Mountain Brook has a city council/mayor/city manager system of government.

The city council, consisting of five members elected at large, considers most issues and appoints the police chief and fire chief.

The mayor is Graham Smith, elected in 2025.

The city manager is Sam Gaston, appointed by the council and mayor in January 2008.

==Education==
Schools are part of the Mountain Brook School System and include:
- Brookwood Forest Elementary
- Cherokee Bend Elementary
- Crestline Elementary
- Mountain Brook Elementary
- Mountain Brook Junior High
- Mountain Brook High School

==Notable people==

- Lou Anders, writer
- Jay Barker, former NFL player
- Nate Bland, former MLB player (Houston Astros)
- Scott Bondy, an American folk/alternative musician. Formerly lead singer of the band Verbena.
- Gregg Carr, orthopedist and former Pittsburgh Steelers football player
- Courteney Cox, actress
- Tommy Dewey, actor (17 Again, The BabyMakers, The Mindy Project)
- Pat DuPré, tennis semi-finalist at Wimbledon in 1979
- Sara Evans, country music singer
- Basil Hirschowitz, gastroenterologist
- Natalee Holloway, murder victim
- Alan Hunter, MTV Veejay
- Kate Jackson, Hollywood actress; star of Charlie's Angels
- David Jaffe, video game designer (God of War, Twisted Metal)
- Doug Jones, former U.S. senator from Alabama
- Don Logan former CEO of Time Warner Inc
- Graeme McFarland, football player (Indiana University)
- Tribble Reese, actor
- Emeel Salem, All-American baseball player at the University of Alabama
- Gordon Sargent, NCAA Individual National Champion Golfer for the Vanderbilt Commodores
- Sarah Simmons, Top 8 finalist on season 4 of The Voice.
- Luther Strange, former U.S. senator from Alabama
- Barret Swatek, Hollywood actress, Republican activist
- William Vlachos, center for the University of Alabama National Championship Team in 2009 and 2011.
- Trendon Watford, NBA basketball player for the Brooklyn Nets

==Cultural references==
In South and West: From a Notebook, Joan Didion writes, "It is said that the dead center of Birmingham society is the southeast corner of the locker room at the Mountain Brook country club." She adds, "it is hard to make the connection between this Birmingham and that of Bull Connor."

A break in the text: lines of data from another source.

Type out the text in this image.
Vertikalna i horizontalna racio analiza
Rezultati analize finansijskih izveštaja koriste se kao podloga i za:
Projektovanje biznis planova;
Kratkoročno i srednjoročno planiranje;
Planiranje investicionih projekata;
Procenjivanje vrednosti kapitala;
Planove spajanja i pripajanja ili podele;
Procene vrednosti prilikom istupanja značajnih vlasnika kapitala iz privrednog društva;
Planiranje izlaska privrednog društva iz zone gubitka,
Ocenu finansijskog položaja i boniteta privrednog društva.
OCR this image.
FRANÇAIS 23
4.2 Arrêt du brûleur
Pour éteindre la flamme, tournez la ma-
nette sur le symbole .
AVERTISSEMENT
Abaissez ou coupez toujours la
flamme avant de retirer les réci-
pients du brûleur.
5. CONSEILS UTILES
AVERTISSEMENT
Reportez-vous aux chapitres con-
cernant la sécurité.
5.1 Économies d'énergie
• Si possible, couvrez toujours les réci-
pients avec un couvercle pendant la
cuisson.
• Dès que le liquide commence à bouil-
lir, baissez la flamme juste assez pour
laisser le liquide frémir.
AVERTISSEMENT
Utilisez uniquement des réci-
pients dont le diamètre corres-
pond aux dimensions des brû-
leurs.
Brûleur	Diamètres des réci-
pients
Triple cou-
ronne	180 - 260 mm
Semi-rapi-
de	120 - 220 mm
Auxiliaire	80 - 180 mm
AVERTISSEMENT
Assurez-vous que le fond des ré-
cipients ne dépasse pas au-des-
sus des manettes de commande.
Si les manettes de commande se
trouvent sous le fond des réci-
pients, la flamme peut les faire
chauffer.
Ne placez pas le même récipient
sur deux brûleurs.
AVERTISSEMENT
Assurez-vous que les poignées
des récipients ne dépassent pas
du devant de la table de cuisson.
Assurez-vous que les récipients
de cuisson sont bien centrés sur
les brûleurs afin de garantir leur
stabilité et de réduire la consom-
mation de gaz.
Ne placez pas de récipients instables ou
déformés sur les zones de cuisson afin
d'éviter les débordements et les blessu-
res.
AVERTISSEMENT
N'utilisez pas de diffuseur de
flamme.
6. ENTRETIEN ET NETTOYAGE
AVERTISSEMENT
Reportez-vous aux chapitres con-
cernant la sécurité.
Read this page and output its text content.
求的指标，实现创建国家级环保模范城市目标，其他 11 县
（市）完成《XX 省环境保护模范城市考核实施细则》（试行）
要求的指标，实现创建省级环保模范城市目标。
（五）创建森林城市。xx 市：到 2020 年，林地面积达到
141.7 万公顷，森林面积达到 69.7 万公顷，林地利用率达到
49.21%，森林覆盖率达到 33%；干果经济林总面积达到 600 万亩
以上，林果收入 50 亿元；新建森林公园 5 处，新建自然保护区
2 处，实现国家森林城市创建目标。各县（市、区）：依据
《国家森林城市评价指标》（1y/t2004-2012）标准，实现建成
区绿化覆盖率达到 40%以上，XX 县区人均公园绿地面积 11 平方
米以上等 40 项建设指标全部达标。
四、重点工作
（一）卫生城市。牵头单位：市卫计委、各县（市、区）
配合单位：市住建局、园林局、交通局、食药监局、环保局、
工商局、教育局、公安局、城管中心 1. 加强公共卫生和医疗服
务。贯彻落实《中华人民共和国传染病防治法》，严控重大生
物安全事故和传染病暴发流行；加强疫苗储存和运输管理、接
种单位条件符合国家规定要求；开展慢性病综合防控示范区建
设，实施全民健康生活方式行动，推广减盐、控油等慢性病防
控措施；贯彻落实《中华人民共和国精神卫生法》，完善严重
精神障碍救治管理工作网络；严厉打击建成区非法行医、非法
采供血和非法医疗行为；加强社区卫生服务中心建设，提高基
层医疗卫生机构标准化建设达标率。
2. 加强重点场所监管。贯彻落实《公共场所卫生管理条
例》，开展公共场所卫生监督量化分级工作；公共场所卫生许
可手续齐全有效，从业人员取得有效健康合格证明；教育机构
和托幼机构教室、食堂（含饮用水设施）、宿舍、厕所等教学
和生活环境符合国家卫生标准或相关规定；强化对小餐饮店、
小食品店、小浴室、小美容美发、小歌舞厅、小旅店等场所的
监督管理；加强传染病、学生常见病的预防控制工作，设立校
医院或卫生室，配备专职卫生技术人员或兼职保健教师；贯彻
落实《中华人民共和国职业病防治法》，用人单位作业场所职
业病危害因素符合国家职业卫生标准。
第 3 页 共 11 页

During his 1970 gubernatorial campaign, George Wallace derisively referred to Mountain Brook as "where the rich folks live in the suburbs up across the mountain from Birmingham."

==Transportation==
Transit service in Mountain Brook is provided by Birmingham-Jefferson County Transit Authority, which operates Max Transit bus service.